In hybrid or electric vehicles, the battery is usually connected to the vehicle drive with two main contactors, when said vehicle is to be operated.
In the vehicle, there is also a so-called intermediate-circuit capacitor for cushioning voltage and current spikes.
However, said intermediate-circuit capacitor prohibits the two main contactors from being directly switched on, since in this case an extremely high current would flow through the contactors into the intermediate-circuit capacitor and could destroy the latter.
For this reason, according to the known prior art, a so-called precharging unit is used in the battery circuitry, which unit initially charges the intermediate-circuit capacitor with a limited current and the two main contactors are then only switched on once the intermediate-circuit capacitor has been charged.
The known prior art is illustrated in FIGS. 4 and 5.

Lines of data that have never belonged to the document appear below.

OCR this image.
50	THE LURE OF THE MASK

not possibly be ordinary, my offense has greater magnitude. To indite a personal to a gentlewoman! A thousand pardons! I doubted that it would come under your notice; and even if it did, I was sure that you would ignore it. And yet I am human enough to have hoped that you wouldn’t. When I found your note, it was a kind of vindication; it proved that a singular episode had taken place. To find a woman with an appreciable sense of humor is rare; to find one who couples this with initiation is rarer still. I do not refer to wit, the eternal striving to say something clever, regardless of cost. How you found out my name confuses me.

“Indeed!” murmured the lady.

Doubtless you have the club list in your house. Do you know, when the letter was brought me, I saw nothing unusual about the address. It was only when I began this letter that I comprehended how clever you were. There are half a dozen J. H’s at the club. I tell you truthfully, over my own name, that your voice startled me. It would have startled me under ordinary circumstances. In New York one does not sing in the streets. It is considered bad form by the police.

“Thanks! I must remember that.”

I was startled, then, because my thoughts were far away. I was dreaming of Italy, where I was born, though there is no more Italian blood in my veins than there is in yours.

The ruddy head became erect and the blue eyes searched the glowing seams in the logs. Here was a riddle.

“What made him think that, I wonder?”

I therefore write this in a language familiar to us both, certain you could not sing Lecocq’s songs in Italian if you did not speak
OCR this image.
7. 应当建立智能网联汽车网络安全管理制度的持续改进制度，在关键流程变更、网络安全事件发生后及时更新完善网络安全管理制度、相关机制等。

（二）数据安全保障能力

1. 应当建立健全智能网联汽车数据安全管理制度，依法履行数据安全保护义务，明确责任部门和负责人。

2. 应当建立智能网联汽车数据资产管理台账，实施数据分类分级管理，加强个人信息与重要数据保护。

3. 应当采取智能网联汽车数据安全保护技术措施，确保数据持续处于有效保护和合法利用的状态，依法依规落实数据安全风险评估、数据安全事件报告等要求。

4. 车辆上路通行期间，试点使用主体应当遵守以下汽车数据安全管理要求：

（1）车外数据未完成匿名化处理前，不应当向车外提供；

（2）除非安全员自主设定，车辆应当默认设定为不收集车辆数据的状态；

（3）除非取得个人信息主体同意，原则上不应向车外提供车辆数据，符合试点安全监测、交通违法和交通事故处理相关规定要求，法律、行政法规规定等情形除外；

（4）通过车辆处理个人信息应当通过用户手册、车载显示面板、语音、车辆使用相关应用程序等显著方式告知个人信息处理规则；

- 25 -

FIG. 4 shows a typical circuit for charging the intermediate-circuit capacitor via a precharging resistor R. Here a so-called precharging relay is switched on and the intermediate-circuit capacitor is then charged via the precharging resistor R. After the desired intermediate-circuit voltage has been reached, the two main contactors are switched on.
A disadvantage of this solution is that a high current flows through the precharging unit at the start of the charging, said current decreasing exponentially over time and thus increasing the time until the main contactors are closed.
In order to reduce the switch-on time, the resistance value must be selected to be smaller, which directly results in higher power losses in the resistor and thus requires the use of a resistor which is larger in terms of volume, heavier and more expensive.
For this reason, a current source, as is shown in FIG. 5, is often used. A current source with a constant current leads to a constant gradient of the intermediate-circuit voltage during the charging operation.
However, in this connection it is disadvantageous that there is a high voltage across the current source at the start, that is to say when the intermediate-circuit capacitor is still discharged, which leads to a high power loss.
Since the charging operation usually takes a few 100 ms, the power components in the current source must be designed for said high power loss. However, use is not made of this dimensioning toward the end of the charging operation; a higher current could then flow here.
A circuit for charging batteries having a control system, through which the current is varied in order to ensure a constant power loss, is known from U.S. Pat. No. 5,576,609.
Essential elements of the control system of the charging device are current sensor, voltage sensor and an amplifier coupled to the sensors.
DE 102006050529 A1 describes a circuit arrangement for combined insulation and contactor monitoring of the current supply of an electric drive. Two voltage-measuring devices are provided to measure a voltage excursion. The power electronics system arranged there as well contains an intermediate-circuit capacitor, which is charged with limited current.